Piscines: comment éviter que des drames se produisent à nouveau?

Au complexe Nautisport d'Enghien, le maître-nageur principal occupe un poste de surveillance central... mais doit avoir les yeux partout.
Au complexe Nautisport d'Enghien, le maître-nageur principal occupe un poste de surveillance central... mais doit avoir les yeux partout. - © S. Vandreck

Les gestionnaires de piscines ont été fort attentifs au procès de la noyade du petit Emeric et au jugement rendu hier par le Tribunal Correctionnel de Mons. Nous avons voulu savoir quelles sont les mesures prises dans les grands complexes pour assurer au maximum la sécurité des nageurs, et en particulier des groupes de jeunes enfants.

La législation qui concerne la surveillance des piscines tient en quelques lignes (Arrêté du Gouvernement wallon du 13 juin 2013): elle stipule que les baigneurs doivent être « sous la surveillance directe et constante d'au moins une personne responsable de leur sécurité». Cette personne doit être «en possession d’un brevet supérieur de sauvetage aquatique délivré ou homologué par l’autorité administrative compétente», et recevoir «au moins une fois par an un entrainement obligatoire aux méthodes de premiers soins, de réanimation et de sauvetage». Elle précise aussi que les endroits dangereux doivent clairement être signalés. En dehors de cela, les directeurs de piscines sont tenus de gérer leur établissement en "bon père de famille". Libre à eux donc de prévoir le nombre de maîtres-nageurs affectés à la surveillance des bassins. Dans les grands complexes comme à Mons, Mouscron ou Enghien, ils ne sont jamais seuls, bien loin de là... «Si j’ai un plan d’eau de 1000 m², est-ce qu’une personne est suffisante ? À mon avis, non. Donc j’ai mis deux personnes, une à chaque extrémité du grand bassin. Et une autre au petit bassin», explique le directeur de la piscine mouscronnoise des Dauphins, Alain Denis. «Le problème c’est que chaque piscine est différente», ajoute Eric Rousseau, directeur de la piscine du Grand Large à Mons. «Chez nous 4 maîtres-nageurs tournent en permanence aux différents postes, bassin sportif, zone ludique et wellness».
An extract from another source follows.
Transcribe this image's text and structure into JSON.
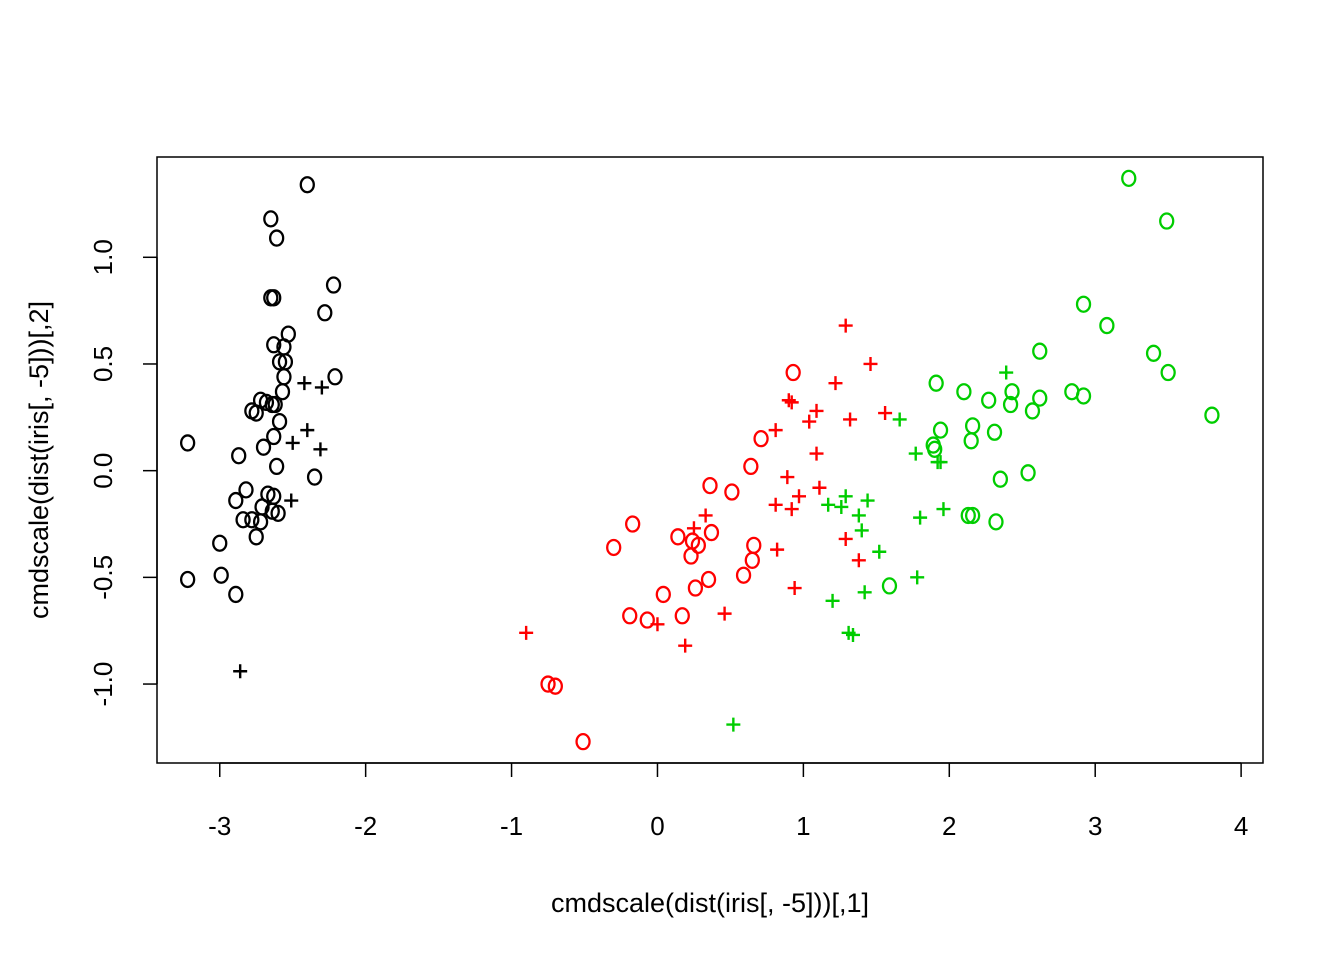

"Surveiller, ce n'est pas nager avec les enfants"

La plupart des établissements exigent aussi que les groupes disposent de leur propre encadrement: 1 éducateur pour un groupe de 7 personnes à Mouscron par exemple. A Enghien, au complexe Nautisport, le règlement d’ordre intérieur prévoit que tout enfant de moins de 8 ans doit être accompagné d’un adulte pour accéder aux bassins. Certaines piscines comme celle de Mons ont aussi instauré un système de bonnets de couleurs pour les groupes, les jours de grosse affluence. «Même si le bonnet n’est pas obligatoire, cela permet au moins aux maitres-nageurs et aux accompagnateurs d’être plus vigilants», précise son directeur.  Les accompagnateurs sont les seuls à connaître le nombre d’enfants qu’ils ont sous leur responsabilité, leur niveau en natation. Surveiller ce n’est pas nager avec les enfants, c’est être au bord de l’eau».

Des moyens de surveillance très coûteux

Il existe aussi des solutions plus techniques pour éviter les accidents: à Mouscron, des parois pour séparer la zone sportive de la zone ludique ont été placées. «C’est plus efficace qu’un simple cordon en-dessous duquel un enfant peut toujours se faufiler», explique son directeur. A Enghien, pourtant, une simple chaîne sépare les zones quand seule la zone sportive fonctionne. Mais son directeur, Vincent Piette, insiste: «à ce moment-là, la rivière sauvage ne fonctionne pas. Un enfant ne risque donc pas de tomber dans l’eau et se noyer». A Nautisport, des caméras ont aussi été placées à l'entrée et à la sortie du toboggan. Mais le top du top, ce sont les systèmes de vidéosurveillance avec détecteur de chute et alarme. Mais cela coûte très cher et la plupart des piscines n'ont pas les moyens de se le permettre. «J’ai demandé une offre pour la piscine de Mouscron, pour les deux bassins, il y en a pour 300.000 euros», explique Alain Denis. «Tant qu’il n’y a pas d’obligation légale, très peu vont décider d’installer ce système». Tout repose donc sur la seule vigilance humaine, avec des risques donc les responsables de piscine sont bien conscients. «L’affaire du petit Emeric nous rappelle que ça peut arriver à tout le monde, réagit Eric Rousseau. C’est l’occasion de rappeler à tout notre personnel et aux maîtres-nageurs en particulier, qu’il faut être vigilants et qu’on a une responsabilité en termes de surveillance mais aussi en termes de recyclage pour intervenir de la meilleure des façons en cas d’accident».